Several examples of cleavable surfactants have been previously reported based on functional groups that are susceptible to alkaline or acid hydrolysis. The surfactants operate at set pH ranges and are removed from the system by adding an appropriate amount of acid or base. Acid-labile surfactants include cationic surfactants with cyclic acetals such as cationic surfactants derived from bromopropionaldehyde, alkylglucosides, ortho esters, and both cyclic and noncyclic ketals (see for instance Wang, G.-W., et al., Am. Oil Chemists Soc. 1995, 72, p83; Rybinski, W.-V., Curr. Opin. Colloid Interface Sci. 1996, 1, p572; Eliason, R., et al., J. Am. Chem. Soc. 1978, 100, p7037; Jaeger, D. A., et al., J. Org. Chem. 1993, 58, p2619; and Ono, D., et al., J. Org. Chem. 1990, 55, p. 4461). Alkaline-labile surfactants include surfactants that contain cleavable ester moieties such as choline esters, esters of quaternized amidoamines and ethanolamines, as well as esters derived from naturally occurring sugars (i.e., glucose, sucrose, sorbitol) combined with fatty acids (see for instances Ahlstrom, B., et al., Antimicrob. Agents Chemother. 1995, 39, p50; Lagerman, R., et al., J. Am. Oil Chemists Soc. 1994, 71, p97; Swartley, D. M., et al., U.S. Pat. No. 5,399,272; and Ducret, A., et al., J. Am. Oil Chemists Soc. 1996, 73, p109). However, hydrolysable surfactants are disadvantaged and their utility limited due to the requisite addition of acid or base to degrade the surfactant, or in those applications where a neutral pH is required.
Other examples of cleavable surfactants wherein labile elements that have been incorporated into the surfactant molecule include UV sensitive components, such as alkylarylketone sulfonates and diazosulfonates which undergo surfactant cleavage upon irradiation (see Epstein, W. W., et al., Anal. Biochem. 1982, 119, p304; and Nuyken, O., et al., J. Photochem. Photobiol. A Chem, 1995, 85, p291), and some examples of amine oxide surfactants which decompose at temperatures above 100° C. (see Hayashi, Y., et al., J. Am. Oil Chemists Soc. 1985, 62, p555).

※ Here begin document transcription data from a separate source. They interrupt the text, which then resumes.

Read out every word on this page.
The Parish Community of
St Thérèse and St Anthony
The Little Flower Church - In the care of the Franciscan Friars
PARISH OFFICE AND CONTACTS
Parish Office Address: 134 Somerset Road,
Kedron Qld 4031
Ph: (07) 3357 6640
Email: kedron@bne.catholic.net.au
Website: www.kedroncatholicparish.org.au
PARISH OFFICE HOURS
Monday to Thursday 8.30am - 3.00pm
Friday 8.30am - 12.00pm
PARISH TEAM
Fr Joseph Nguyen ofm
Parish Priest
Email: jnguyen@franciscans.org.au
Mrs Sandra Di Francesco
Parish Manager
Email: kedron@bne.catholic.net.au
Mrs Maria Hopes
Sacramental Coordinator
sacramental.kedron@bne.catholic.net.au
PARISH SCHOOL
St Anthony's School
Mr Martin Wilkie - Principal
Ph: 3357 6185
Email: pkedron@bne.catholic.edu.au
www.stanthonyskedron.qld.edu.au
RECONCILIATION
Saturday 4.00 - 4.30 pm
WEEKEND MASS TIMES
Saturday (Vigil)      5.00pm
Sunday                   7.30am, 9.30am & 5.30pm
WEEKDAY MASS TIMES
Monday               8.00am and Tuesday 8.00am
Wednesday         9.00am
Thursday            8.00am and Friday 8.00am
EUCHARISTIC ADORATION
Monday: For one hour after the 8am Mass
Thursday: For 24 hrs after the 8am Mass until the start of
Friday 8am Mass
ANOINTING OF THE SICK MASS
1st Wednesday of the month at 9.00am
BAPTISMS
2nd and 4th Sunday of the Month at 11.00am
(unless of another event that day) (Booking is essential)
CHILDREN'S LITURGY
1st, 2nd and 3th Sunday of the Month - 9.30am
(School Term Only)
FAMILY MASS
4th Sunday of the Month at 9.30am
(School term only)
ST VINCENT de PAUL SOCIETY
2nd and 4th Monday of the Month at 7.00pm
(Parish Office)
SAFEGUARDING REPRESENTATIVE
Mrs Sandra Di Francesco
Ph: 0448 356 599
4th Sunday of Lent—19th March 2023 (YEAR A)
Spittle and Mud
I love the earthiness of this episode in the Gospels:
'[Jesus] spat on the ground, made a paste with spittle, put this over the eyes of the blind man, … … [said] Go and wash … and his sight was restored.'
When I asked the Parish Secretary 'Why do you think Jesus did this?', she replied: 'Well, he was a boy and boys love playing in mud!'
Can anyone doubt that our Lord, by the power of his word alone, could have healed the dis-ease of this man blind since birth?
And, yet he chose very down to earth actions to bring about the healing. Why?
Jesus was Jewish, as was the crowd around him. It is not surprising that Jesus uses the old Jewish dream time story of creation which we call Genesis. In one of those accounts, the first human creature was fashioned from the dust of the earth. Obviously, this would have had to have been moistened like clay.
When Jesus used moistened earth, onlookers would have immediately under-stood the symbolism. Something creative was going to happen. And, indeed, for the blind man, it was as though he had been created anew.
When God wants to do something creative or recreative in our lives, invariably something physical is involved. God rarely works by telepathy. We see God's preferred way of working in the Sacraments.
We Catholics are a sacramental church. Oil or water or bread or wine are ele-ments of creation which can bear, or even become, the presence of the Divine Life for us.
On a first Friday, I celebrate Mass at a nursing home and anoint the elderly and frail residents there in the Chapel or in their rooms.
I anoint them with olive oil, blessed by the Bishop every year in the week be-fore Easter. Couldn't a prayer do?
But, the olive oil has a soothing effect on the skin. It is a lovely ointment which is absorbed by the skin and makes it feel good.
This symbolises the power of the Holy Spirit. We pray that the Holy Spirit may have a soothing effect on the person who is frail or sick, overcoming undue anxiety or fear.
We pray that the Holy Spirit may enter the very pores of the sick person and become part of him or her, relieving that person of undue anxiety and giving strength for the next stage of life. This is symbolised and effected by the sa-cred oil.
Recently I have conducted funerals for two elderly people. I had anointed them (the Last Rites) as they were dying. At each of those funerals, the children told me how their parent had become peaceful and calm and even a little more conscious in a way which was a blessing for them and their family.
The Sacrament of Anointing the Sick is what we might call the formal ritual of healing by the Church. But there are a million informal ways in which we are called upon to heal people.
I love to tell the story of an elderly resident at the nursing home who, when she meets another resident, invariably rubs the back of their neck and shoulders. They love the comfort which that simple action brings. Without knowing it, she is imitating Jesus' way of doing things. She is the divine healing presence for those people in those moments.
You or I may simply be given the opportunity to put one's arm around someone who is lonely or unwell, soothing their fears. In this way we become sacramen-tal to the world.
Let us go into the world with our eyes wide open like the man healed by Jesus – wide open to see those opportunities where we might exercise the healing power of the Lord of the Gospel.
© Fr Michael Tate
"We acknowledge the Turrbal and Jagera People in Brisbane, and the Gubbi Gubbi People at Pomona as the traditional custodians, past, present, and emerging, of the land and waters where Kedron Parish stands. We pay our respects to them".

To overcome these shortcomings, we describe here the synthesis and characterization of two new surfactant compositions which incorporate a thermally cleavable Diels-Alder adduct as the chemical weak link within the surfactant molecular structure. In particular, we have utilized the reversible Diels-Alder reaction between functionalized furans and maleimides as the basis for a thermally cleavable material. We have previously reported the integration of furan-maleimide Diels-Alder adducts into molecules to produce thermally responsive encapsulating polymers, foams, and adhesives as well as dendrons and dendrimers which reversibly self-assemble (see U.S. Pat. Nos. 6,271,335; 6,337,384; and 6,403,753 and McElhanon, J. R., et al., J. Appl. Pol. Sci. 2002, 85, p. 1496; Aubert, J. H., Journal of Adhesion 2003, 79, pp. 609-616; and Aubert, J. H, U.S. Published Application No. 20030116272; McElhanon, J. R., et al., Org. Lett. 2001, 3(17), p. 2681). Also, similar thermally reversible Diels-Alder adducts have been reported incorporated into other responsive polymers (see Chen, X., et al., Macromolecules 2003, 36, p1802-1807; and Chen, X., et al., Science 2002, 295, p1698-1702).